Feb 10, 2021 - Economy & Business

WHO's COVID probe in China raises more questions than it answers

WHO scientist Peter Ben Embarek. Photo: Hector Retamal/AFP via Getty Images

Initial findings by a WHO team in China investigating COVID-19's origins appear to echo Beijing's talking points.

The big picture: Identifying the true cause of the COVID-19 pandemic is key to controlling it and preventing the next one, but geopolitical disputes are getting in the way of science.

Driving the news: On Tuesday, a WHO team concluded a two-week trip to China with a press conference announcing their preliminary findings that it was "extremely unlikely" the virus originated in a lab.

  • The team said "the most likely pathway" was through an intermediary host species between humans and the virus' original animal reservoir, which is probably a bat.

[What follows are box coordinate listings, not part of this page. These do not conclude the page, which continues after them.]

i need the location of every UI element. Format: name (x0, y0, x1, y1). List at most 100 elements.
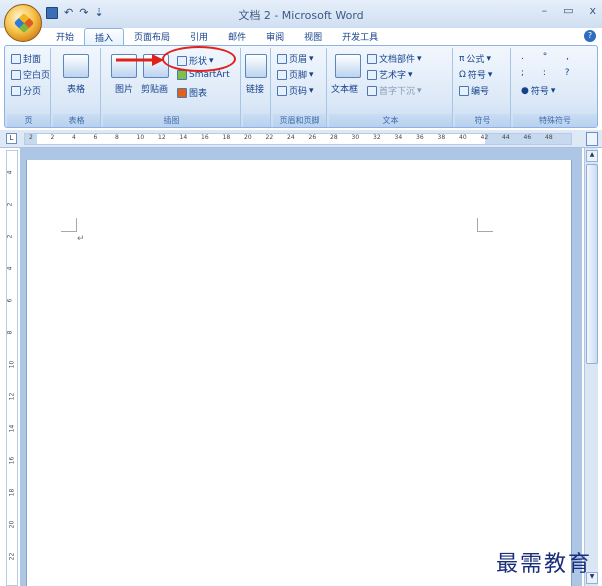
chart-icon (177, 87, 187, 98)
dropcap-button[interactable]: 首字下沉 ▾ (367, 84, 422, 97)
ruler-tick-label: 32 (373, 134, 381, 141)
window-controls: – ▭ x (542, 4, 596, 17)
tab-insert[interactable]: 插入 (84, 28, 125, 45)
special-symbols-row-2[interactable]: ; : ? (521, 68, 578, 78)
quick-parts-icon (367, 53, 377, 64)
symbol-button[interactable]: Ω 符号 ▾ (459, 68, 492, 82)
footer-button[interactable]: 页脚 ▾ (277, 68, 314, 81)
page-number-button[interactable]: 页码 ▾ (277, 84, 314, 97)
link-icon[interactable] (245, 54, 267, 78)
omega-icon: Ω (459, 69, 466, 80)
chart-button[interactable]: 图表 (177, 86, 207, 99)
ruler-tick-label: 2 (29, 134, 33, 141)
special-symbol-button[interactable]: ● 符号 ▾ (521, 84, 555, 98)
group-label-links (243, 114, 270, 127)
view-ruler-button[interactable] (586, 132, 598, 146)
links-button-label[interactable]: 链接 (246, 82, 264, 95)
ruler-tick-label: 20 (244, 134, 252, 141)
tab-review[interactable]: 审阅 (256, 28, 294, 45)
header-button[interactable]: 页眉 ▾ (277, 52, 314, 65)
ruler-tick-label: 18 (8, 488, 16, 497)
maximize-button[interactable]: ▭ (563, 4, 573, 17)
table-icon[interactable] (63, 54, 89, 78)
ruler-tick-label: 10 (136, 134, 145, 141)
quick-parts-button[interactable]: 文档部件 ▾ (367, 52, 422, 65)
ribbon-tabs: 开始 插入 页面布局 引用 邮件 审阅 视图 开发工具 (46, 28, 388, 45)
ruler-tick-label: 16 (8, 456, 16, 465)
paragraph-mark: ↵ (77, 234, 85, 244)
special-symbols-row-1[interactable]: . ° , (521, 52, 577, 62)
group-label-header-footer: 页眉和页脚 (273, 114, 326, 127)
ruler-tick-label: 20 (8, 520, 16, 529)
vertical-scrollbar[interactable]: ▲ ▼ (584, 148, 598, 586)
office-logo-icon (13, 12, 35, 34)
header-icon (277, 53, 287, 64)
group-label-text: 文本 (329, 114, 452, 127)
tab-page-layout[interactable]: 页面布局 (124, 28, 180, 45)
tab-home[interactable]: 开始 (46, 28, 84, 45)
ruler-tick-label: 2 (6, 202, 14, 207)
vertical-ruler[interactable]: 4 2 2 4 6 8 10 12 14 16 18 20 22 (6, 150, 18, 586)
ruler-tick-label: 38 (437, 134, 446, 141)
ruler-tick-label: 8 (115, 134, 119, 141)
picture-button-label[interactable]: 图片 (115, 82, 133, 95)
ruler-tick-label: 30 (351, 134, 360, 141)
horizontal-ruler[interactable]: 2 2 4 6 8 10 12 14 16 18 20 22 24 26 28 30 32 34 36 38 40 42 4… (24, 133, 572, 145)
group-links: 链接 (243, 48, 271, 127)
margin-corner-top-left (61, 218, 77, 232)
tab-view[interactable]: 视图 (294, 28, 332, 45)
group-label-illustrations: 插图 (103, 114, 240, 127)
scroll-thumb[interactable] (586, 164, 598, 364)
blank-page-icon (11, 69, 21, 80)
tab-references[interactable]: 引用 (180, 28, 218, 45)
tab-selector-button[interactable]: L (6, 133, 17, 144)
cover-page-icon (11, 53, 21, 64)
ruler-tick-label: 46 (523, 134, 532, 141)
ruler-tick-label: 2 (6, 234, 14, 239)
ruler-tick-label: 16 (201, 134, 209, 141)
smartart-icon (177, 70, 187, 80)
ruler-tick-label: 8 (6, 330, 14, 335)
dropcap-icon (367, 85, 377, 96)
numbering-icon (459, 85, 469, 96)
ruler-tick-label: 2 (50, 134, 55, 141)
page-break-button[interactable]: 分页 (11, 84, 41, 97)
equation-button[interactable]: π 公式 ▾ (459, 52, 491, 66)
ruler-tick-label: 24 (287, 134, 295, 141)
tab-developer[interactable]: 开发工具 (332, 28, 388, 45)
group-label-pages: 页 (7, 114, 50, 127)
watermark-text: 最需教育 (495, 552, 592, 577)
ruler-tick-label: 42 (480, 134, 489, 141)
page-break-icon (11, 85, 21, 96)
scroll-up-button[interactable]: ▲ (586, 150, 598, 162)
ruler-tick-label: 6 (93, 134, 98, 141)
tab-mailings[interactable]: 邮件 (218, 28, 256, 45)
numbering-button[interactable]: 编号 (459, 84, 489, 97)
help-icon[interactable]: ? (584, 30, 596, 42)
textbox-button-label[interactable]: 文本框 (331, 82, 358, 95)
ruler-tick-label: 36 (416, 134, 424, 141)
ruler-tick-label: 14 (179, 134, 188, 141)
ruler-tick-label: 34 (394, 134, 403, 141)
annotation-ellipse (162, 46, 236, 72)
group-table: 表格 表格 (53, 48, 101, 127)
textbox-icon[interactable] (335, 54, 361, 78)
wordart-button[interactable]: 艺术字 ▾ (367, 68, 413, 81)
ruler-tick-label: 10 (8, 360, 16, 369)
ruler-tick-label: 40 (459, 134, 467, 141)
minimize-button[interactable]: – (542, 4, 548, 17)
table-button-label[interactable]: 表格 (67, 82, 85, 95)
office-button[interactable] (4, 4, 42, 42)
ruler-tick-label: 12 (8, 392, 16, 401)
clipart-button-label[interactable]: 剪贴画 (141, 82, 168, 95)
ruler-tick-label: 48 (545, 134, 553, 141)
ruler-tick-label: 4 (6, 170, 14, 175)
close-button[interactable]: x (589, 4, 596, 17)
ruler-tick-label: 6 (6, 298, 14, 303)
ruler-tick-label: 14 (8, 424, 16, 433)
page-number-icon (277, 85, 287, 96)
document-page[interactable]: ↵ (26, 160, 572, 586)
cover-page-button[interactable]: 封面 (11, 52, 41, 65)
blank-page-button[interactable]: 空白页 (11, 68, 50, 81)
ruler-tick-label: 22 (265, 134, 274, 141)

Details: The possibility that the virus might have leaked from the Wuhan Institute of Virology — a theory that had been pushed by the Trump administration and at least entertained by a minority of scientists — was always an outlier, if only because we've repeatedly seen coronaviruses and other emerging pathogens jump from animals to humans.

  • But many experts have criticized the WHO team for ruling out further investigation into a lab leak with a press conference before compiling a full report with clear data.

Between the lines: It didn't escape notice that even as it dismissed the idea of a lab leak, the WHO team opened the door to the possibility that the virus actually originated outside of China, coming into the country via contamination of frozen food.

Our thought bubble: It's impossible to judge an investigation before its full findings are known, and the reality is that we may never know the true story of COVID-19's origins given the geopolitical stakes involved.

  • But this investigation was a chance to highlight the very real danger of spillover from labs doing high-tech work with animal viruses — a danger that is growing by the year — and it would be a mistake to squander it.